Hint: Here we will use the relation between power, voltage and resistance to determine the resistance of an individual bulb. Power is given as the ratio of square of the voltage limit of the bulb to the resistance. Then we will find the equivalent resistance of the bulb when it is connected in series connection and parallel connection and use the same relation between power, voltage and resistance to determine the power in each combination of bulbs. We need to use the source voltage and equivalent resistance in this case.

Formula used:
$P=\dfrac{{{V}^{2}}}{R}$

Firstly, we will find the resistance offered by a single bulb by using the voltage limit and power limit of the bulb which are given as $220V$ and $100W$ respectively. The resistance of a single bulb will be,
$R=\dfrac{{{V}^{2}}}{P}=\dfrac{{{\left( 220 \right)}^{2}}}{100}=484\Omega$
Now, if we connect two of these bulbs in a series connection, the equivalent resistance will be,
${{R}_{\text{equivalent}}}=R+R=2R=2\times 484=968\Omega$
So, we have the equivalent resistance when the bulbs are connected in series. Now, to determine the power when connected to a $220V$ source, we will use the expression,
$P=\dfrac{{{V}^{2}}}{{{R}_{\text{equivalent}}}}=\dfrac{{{\left( 220 \right)}^{2}}}{968}=50W$
So, the power drawn by the series combination of these bulbs is $50W$.
Now, if we connect these two bulbs in parallel connection, the equivalent resistance will be,
\begin{align} & \dfrac{1}{{{R}_{\text{equivalent}}}}=\dfrac{1}{R}+\dfrac{1}{R}=\dfrac{2}{R}=\dfrac{2}{484}=\dfrac{1}{242} \\ & \Rightarrow {{R}_{\text{equivalent}}}=242\Omega \\ \end{align}
So, we have equivalent resistance when the given bulbs are connected in parallel. Now, the power drawn while connecting these bulbs in parallel is,
$P=\dfrac{{{V}^{2}}}{{{R}_{\text{equivalent}}}}=\dfrac{{{\left( 220 \right)}^{2}}}{242}=100W$
So, the power drawn by the parallel combination of these bulbs is $100W$.
Therefore, we can conclude that the power drawn when two of the given bulbs are connected in series combination is $50W$ and in parallel combination is $100W$.
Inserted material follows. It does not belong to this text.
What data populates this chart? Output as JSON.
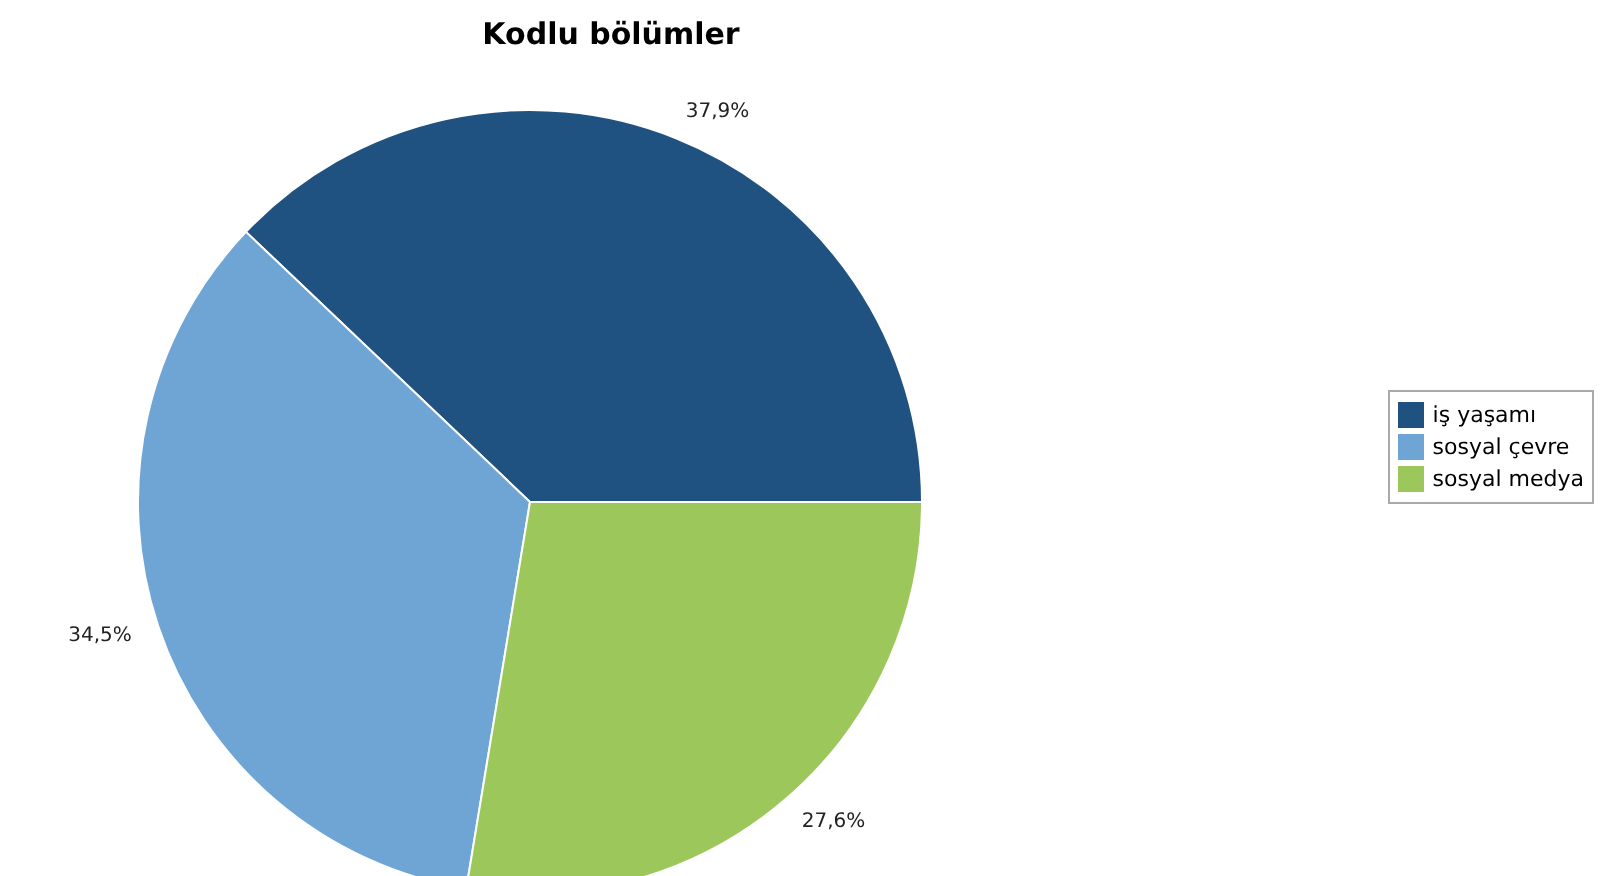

So, option a is the correct answer.

Note:
We can also solve this question by using the relation between power, current and resistance which is given as $P={{I}^{2}}R$. But instead of using the given voltage supply directly, we will need to find the current passing through the circuit by using ohm's law. While finding this current we must remember to use the equivalent resistance for series and parallel combinations.